Last Friday, President Obama signed into law the Protecting Americans from Tax Hikes Act of 2015 ("PATH Act"), a permanent extenders package.  Several provisions of the PATH Act are of particular importance to REITs.  The PATH Act largely implements the REIT proposals contained in the Tax Increase Prevention and Real Estate Investment Act of 2015 (introduced in the House of Representatives on December 8th), although there are some important differences.

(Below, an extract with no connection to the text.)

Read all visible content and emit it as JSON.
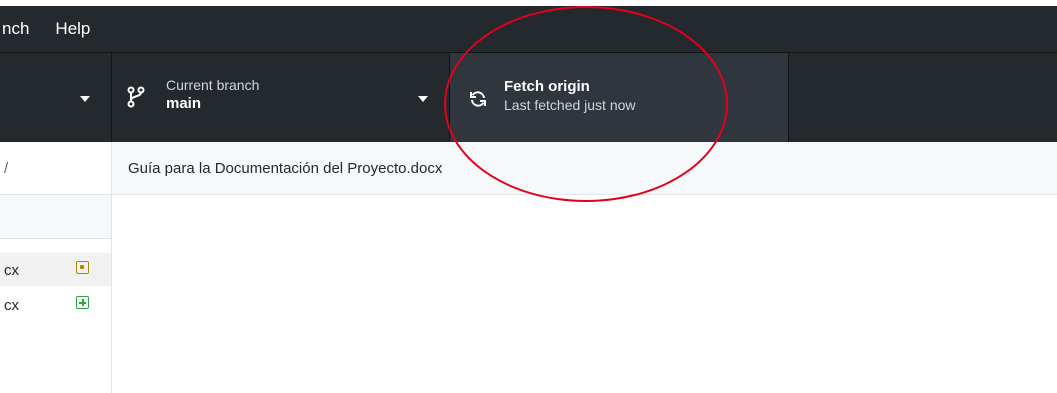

The PATH Act implements the December 8th proposal disallowing tax-free spinoff treatment where either the distributing or distributee company is a REIT.  This new rule prevents companies from spinning off tax-free their real estate in a newly formed REIT, although existing REITs are still allowed to do REIT spinoffs.   There is one important difference from the December 8th proposal, though, as the PATH Act provides a transition rule.  If the company had, prior to December 7th, submitted a private letter request to the Internal Revenue Service on the spinoff issue, the company will not be subject to this new rule.  It is unclear how many companies will benefit from this transitional relief, however, as the Internal Revenue Service announced in September that it would no longer issue private letter rulings on this type of spinoff.  The PATH Act also departs from the December 8th proposal in that it allows REIT's to spinoff taxable REIT subsidiaries that have been held for at least three years, even if a new corporation is formed to effectuate the spinoff. 

Another important change for REITs is that the PATH Act negatively changes the REIT asset test.  For taxable years beginning after December 31, 2017, the percentage of REIT assets that may consist of taxable REIT subsidiaries is reduced from 25 percent to 20 percent.    

The PATH Act does provide some helpful provisions.  With respect to the prohibited transactions safe harbors, the amount of property that a REIT can sell in any given year is increased from 10 percent of the adjusted basis or fair market value of the REIT assets to 20 percent, provided that the sales for the year do not exceed 10 percent of the three-year average adjusted basis or fair market value.  The PATH Act also strikes from the prohibited transactions safe harbors the requirement that the property be described in section 1221(a)(1), opening the door for inventory property to qualify.  The PATH Act also expands the prohibited transactions safe harbors to allow taxable REIT subsidiaries to engage in marketing and development expenses that previously had to be done by independent contractors.  While the changes to the prohibited transactions provisions are generally positive, it should be noted that the PATH Act also added a new type of transaction to the list of prohibited transactions – transactions between a REIT and its taxable REIT subsidiary that are found to be on non-arm's length terms.

Other beneficial changes for REITs include the elimination of the preferential dividend rule for publicly offered REITs (effective for 2015 tax year) and the expansion of the beneficial treatment available for REITs under FIRPTA.  This includes expanding the FIRPTA exception for publicly traded REIT stock for less than 5 percent shareholders to less than 10 percent shareholders. 

It should also be noted that the PATH Act dropped the December 8th proposal to characterize as bad REIT income certain fixed percentage rent and interest income received from a single C corporation tenant.  This proposal was highly criticized as it would negatively impact the OPCO/PROPCO arrangements typical in RIDEA structures.

The effective date of the PATH Act REIT provisions is generally for tax years starting after December 31, 2015, although as indicated above, special effective dates have been provided for many provisions.